[SINGAPORE] After years of seeing great returns from investing in software companies, investors are now confronting the question of where returns will come from as the world embraces artificial intelligence (AI).
According to a report by consultancy Bain & Co, the "easy money" era of picking up a promising software-as-a-service company and watching revenues and multiples explode is coming to an end.
Even as tech deals as a percentage of all buyouts rose in the first half of 2025 to 22 per cent in North America, from 19 per cent at the end of 2024, the penetration curve in many areas has started to flatten.
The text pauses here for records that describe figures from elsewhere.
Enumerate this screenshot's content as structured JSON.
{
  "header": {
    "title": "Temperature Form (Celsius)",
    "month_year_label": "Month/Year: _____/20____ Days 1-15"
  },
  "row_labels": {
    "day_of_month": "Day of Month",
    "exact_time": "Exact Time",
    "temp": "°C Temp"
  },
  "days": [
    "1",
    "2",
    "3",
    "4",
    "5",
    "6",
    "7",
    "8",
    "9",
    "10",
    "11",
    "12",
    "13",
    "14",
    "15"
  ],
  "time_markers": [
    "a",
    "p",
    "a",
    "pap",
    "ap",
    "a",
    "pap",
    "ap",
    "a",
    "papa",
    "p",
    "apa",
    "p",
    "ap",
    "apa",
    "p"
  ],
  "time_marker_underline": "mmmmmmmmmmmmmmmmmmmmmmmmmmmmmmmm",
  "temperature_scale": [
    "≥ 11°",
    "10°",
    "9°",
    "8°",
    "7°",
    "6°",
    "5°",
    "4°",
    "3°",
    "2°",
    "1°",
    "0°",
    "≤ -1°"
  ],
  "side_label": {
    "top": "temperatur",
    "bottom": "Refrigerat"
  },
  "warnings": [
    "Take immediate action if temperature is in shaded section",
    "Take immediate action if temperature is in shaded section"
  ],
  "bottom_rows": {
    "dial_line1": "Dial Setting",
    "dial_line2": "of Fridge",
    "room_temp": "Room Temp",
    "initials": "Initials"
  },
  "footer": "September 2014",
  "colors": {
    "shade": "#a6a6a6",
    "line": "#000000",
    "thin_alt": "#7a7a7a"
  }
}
Software spending among companies is also easing off, and software revenue as a percentage of US gross domestic product has started to ease off.
Software companies are no longer competing in white space, or untapped market opportunity, but in spaces where companies have already tapped software.
"Relative digital laggard sectors like construction may have more room to run but, overall, growth derived by a company simply showing up in an underserved market will be harder to come by in the years ahead," added Bain in the report.
Returns will now depend on finding new sources of revenue growth and squeezing margins through operational efficiencies. This will come from displacing competitors, tapping AI, using modern pricing models such as outcome or value-based pricing, and expanding into other markets.
Software companies can also build new capabilities such as payments into their products or monetise data to find new revenue sources.
AI's need for compute power has now outstripped Moore's Law, which says the number of transistors on an integrated circuit doubles about every two years. In fact, AI's demand for compute power, the number of computations needed to support the model, has grown at more than twice that rate over the last decade.
Bain forecasts that total global compute requirements could reach 200 gigawatts by 2030, with the US taking up about half of that demand.
"Because AI compute demand is outpacing semiconductor efficiency, the trends call for dramatic increases in power supply on grids that have not added capacity for decades," said David Crawford, chairman of Bain's global technology practice.
To overcome this hurdle, the algorithms have to get better and more efficient to lower computational load. Technological breakthroughs such as the use of specific AI chips over general purpose graphics processing units will also need to occur to improve power efficiency.
"Working through the potential for innovation, infrastructure, supply shortages, and algorithmic gains is critical to navigate the next few years," Crawford added.